日本全国冒険紀行

日本全国津々浦々の冒険記。失われつつある追憶の風景・入りにくいけどイイ店・ワンダフルな建築物から知られざるディープスポットまで...全国の面白いものを独自の視点で紹介!!

日本全国冒険紀行 2014年総括

未分類

2014年もまもなく終わる。
本年度を振り返り、充実した冒険紀行をする事ができたかなぁと思い起こす今日この頃。ただ実際見てきた感動・興奮を旨く伝えられてるかな。遠征だと特にやり直しがきかないので歯がゆい思いをすることも。
2014年は特に関西での冒険が充実したと思う。

五条楽園25
まずは3回にわたってお届けした京都「五条楽園」。
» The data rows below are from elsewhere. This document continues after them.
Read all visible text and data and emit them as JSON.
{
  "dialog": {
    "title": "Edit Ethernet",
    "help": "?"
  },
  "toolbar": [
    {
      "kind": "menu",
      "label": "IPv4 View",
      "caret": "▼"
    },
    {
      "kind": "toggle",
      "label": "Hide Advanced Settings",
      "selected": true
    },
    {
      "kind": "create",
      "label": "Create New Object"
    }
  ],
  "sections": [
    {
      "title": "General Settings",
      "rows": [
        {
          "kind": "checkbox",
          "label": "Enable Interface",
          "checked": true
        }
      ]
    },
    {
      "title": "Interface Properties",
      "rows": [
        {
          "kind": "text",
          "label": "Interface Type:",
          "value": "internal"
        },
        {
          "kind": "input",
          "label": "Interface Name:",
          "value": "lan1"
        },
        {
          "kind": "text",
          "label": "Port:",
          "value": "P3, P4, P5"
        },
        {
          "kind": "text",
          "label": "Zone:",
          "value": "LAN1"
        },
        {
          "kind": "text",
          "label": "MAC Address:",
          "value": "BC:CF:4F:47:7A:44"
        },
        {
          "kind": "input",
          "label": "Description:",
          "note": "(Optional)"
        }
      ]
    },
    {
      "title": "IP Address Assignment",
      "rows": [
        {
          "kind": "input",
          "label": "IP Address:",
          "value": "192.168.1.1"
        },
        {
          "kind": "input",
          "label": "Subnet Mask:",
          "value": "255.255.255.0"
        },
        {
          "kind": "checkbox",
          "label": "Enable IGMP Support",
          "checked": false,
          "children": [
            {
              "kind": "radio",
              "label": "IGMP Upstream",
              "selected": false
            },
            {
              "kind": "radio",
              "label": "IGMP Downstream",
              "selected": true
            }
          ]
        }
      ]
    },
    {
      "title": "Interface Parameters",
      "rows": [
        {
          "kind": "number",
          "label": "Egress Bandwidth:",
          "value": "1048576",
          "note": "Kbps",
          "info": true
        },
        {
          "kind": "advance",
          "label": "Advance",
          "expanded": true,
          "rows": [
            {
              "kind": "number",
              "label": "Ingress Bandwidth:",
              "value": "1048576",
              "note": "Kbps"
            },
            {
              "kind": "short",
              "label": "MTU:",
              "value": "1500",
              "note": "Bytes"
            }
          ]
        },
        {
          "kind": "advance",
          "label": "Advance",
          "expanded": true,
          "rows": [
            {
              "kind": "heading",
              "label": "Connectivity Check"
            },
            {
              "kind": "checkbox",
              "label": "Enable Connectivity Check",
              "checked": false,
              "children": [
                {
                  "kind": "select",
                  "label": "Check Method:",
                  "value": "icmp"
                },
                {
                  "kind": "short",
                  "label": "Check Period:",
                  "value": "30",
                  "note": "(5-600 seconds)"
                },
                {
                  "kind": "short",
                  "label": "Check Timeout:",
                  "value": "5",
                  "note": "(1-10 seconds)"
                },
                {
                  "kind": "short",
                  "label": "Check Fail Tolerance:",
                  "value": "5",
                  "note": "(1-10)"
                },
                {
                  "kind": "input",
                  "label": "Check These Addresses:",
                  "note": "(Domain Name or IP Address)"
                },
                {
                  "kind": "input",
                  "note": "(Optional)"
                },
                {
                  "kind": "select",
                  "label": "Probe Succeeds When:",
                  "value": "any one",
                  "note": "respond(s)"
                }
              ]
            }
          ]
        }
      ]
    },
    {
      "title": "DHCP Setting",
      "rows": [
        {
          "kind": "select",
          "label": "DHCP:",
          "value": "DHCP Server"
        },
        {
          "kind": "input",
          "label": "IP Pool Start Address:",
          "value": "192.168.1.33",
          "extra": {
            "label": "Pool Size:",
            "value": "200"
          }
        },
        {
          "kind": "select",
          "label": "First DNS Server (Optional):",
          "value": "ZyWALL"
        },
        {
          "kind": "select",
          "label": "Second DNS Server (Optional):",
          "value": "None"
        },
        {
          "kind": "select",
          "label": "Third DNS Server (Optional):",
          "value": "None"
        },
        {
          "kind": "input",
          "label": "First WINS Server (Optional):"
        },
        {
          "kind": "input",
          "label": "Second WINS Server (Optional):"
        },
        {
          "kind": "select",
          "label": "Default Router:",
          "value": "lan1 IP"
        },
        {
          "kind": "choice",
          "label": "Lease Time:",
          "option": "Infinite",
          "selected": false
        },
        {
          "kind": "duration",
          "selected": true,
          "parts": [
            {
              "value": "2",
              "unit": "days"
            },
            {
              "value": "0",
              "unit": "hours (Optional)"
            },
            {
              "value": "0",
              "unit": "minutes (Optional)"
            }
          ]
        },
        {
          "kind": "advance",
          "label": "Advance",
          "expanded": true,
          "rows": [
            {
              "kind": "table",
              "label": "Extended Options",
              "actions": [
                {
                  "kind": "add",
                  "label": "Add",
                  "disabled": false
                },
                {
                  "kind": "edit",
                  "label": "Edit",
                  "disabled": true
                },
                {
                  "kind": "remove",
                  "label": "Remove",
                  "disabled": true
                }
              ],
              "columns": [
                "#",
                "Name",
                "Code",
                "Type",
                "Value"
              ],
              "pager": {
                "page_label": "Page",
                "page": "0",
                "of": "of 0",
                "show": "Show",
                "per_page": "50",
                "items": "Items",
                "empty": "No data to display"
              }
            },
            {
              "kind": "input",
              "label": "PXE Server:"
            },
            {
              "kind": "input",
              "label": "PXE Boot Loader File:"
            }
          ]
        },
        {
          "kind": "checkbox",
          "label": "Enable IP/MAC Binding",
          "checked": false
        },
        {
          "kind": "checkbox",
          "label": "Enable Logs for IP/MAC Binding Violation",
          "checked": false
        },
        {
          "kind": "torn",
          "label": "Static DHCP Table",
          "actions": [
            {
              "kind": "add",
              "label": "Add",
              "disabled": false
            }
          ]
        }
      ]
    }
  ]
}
風情溢れる遊郭建築の密集地帯。

山王市場通商店街15
そして大阪冒険は内容もネタ数も充実。個性溢れるステキな純喫茶の他、「山王市場通商店街」をはじめとするディープゾーンも。やっぱり濃いな大阪は。

2014年総括
とっておきネタを含め、まだまだ大阪記事は続きます。

群馬大学工学部同窓記念会館02
あとは一気にネタ数トップに躍り出た群馬県、桐生の街のレベルも高かった。特に「群馬大学工学部同窓記念会館」は内部までじっくり見ることが出来て感動だったな。

河原町団地16
それから忘れちゃいかんのが、東京・日本全国の両方で今年から始まったシリーズとしては団地シリーズ。
こちらでは哀愁の「松原団地」、近未来的な「河原町団地」等、バラエティーに富んだ団地を発見。きっとまだまだ全国には眠っているぞ。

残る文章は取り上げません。